Middle East News
Yemen accuses rebels of kidnapping 15 aid workers (Roundup)
Aug 14, 2009, 12:04 GMT
Sana'a, Yemen - The provincial governor of the north-western Yemeni province of Saada accused Shiite rebels Friday of abducting 15 local aid workers from a refugee camp in the volatile province.
The governor, Hassan Manna'a, told the state TV that the rebels attacked the refugee camp in the al-Anad district late on Thursday and took 15 local doctors, nurses and workers at gunpoint.
The camp houses around 7,000 people displaced by the confrontations between the rebels and government forces. He said the hostages had been working for the Yemeni Red Crescent.
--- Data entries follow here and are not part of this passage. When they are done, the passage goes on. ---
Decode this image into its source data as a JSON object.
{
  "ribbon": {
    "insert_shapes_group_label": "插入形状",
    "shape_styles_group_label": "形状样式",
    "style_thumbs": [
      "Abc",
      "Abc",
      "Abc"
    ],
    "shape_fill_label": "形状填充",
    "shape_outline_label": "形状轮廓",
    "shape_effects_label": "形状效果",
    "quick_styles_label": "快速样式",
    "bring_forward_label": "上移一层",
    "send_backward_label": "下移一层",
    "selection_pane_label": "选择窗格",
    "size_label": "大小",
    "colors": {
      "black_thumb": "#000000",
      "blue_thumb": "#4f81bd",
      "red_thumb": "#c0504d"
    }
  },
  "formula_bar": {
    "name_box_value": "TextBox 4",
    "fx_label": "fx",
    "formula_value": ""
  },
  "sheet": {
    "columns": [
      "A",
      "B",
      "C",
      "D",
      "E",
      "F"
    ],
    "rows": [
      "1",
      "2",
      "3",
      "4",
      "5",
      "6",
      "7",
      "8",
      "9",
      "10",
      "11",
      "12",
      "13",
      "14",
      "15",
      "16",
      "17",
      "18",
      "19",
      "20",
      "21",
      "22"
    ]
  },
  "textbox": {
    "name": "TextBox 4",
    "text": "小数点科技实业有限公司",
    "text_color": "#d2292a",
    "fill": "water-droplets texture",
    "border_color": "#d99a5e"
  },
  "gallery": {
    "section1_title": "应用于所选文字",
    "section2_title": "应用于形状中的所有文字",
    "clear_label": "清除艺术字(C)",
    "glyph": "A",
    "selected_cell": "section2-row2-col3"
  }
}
The governor further said the rebels, known as Houthis, forced around 17,000 families to leave their villages in 10 districts of the province's 15 districts, since the army began its military operation against the rebel strongholds four days ago.
Government officials in Sana'a told the German Press Agency dpa that authorities cut off all communications with Saada Friday to isolate the rebels.
Authorities announced on Thursday six conditions for halting the massive military attack against the rebels in Saada, some 240 kilometres north-west of Sana'a.
The conditions included the rebels' withdrawal from all districts of Saada and mountainous sites and giving up military hardware they have seized from the army, the official Saba news agency said.
Also among the conditions was a call for the rebels to clarify the fate of a German family of five and a British engineer taken hostage in Saada in June.
The committee said authorities would stop the military offensive against the rebels and release all detainees seized on suspicion of having links to the rebel group if the rebels complied with the conditions set for peace.
Abdul-Malik al-Houthi, the rebel leader, rejected the conditions in a statement, saying that the government was seeking to 'mislead the public opinion' by setting them.
He called on the government to comply with the ceasefire agreement inked by the two parties in the Qatari capital Doha in June 2007.
Scores of insurgents and civilians were killed since the army began its onslaught on strongholds of the Houthi rebel group on the border with Saudi Arabia on Tuesday.
The offensive included aerial, artillery and missile strikes on the strategic heights of Matra and Dhahian, the two main strongholds of the rebels.
The Supreme Security Committee said in a statement that the assault was 'the last option after the rebels rejected the call of peace made by the government.'
It vowed to strike the rebels with an 'iron fist' until they give themselves up to authorities.
On Wednesday, authorities imposed a state of emergency in the volatile district.
Tensions have been rising between the Houthis, and the army in Saada since last July when President Ali Abdullah Saleh declared the conflict over.
Five waves of fierce fighting between the rebels and the military have left hundreds of soldiers and insurgents dead since 2004.
Authorities have accused the rebels of trying to reinstall the rule of imams, toppled by a republican revolution in northern Yemen in 1962.
The Houthis belong to the Zaidi sect, an offshoot of Shiite Islam.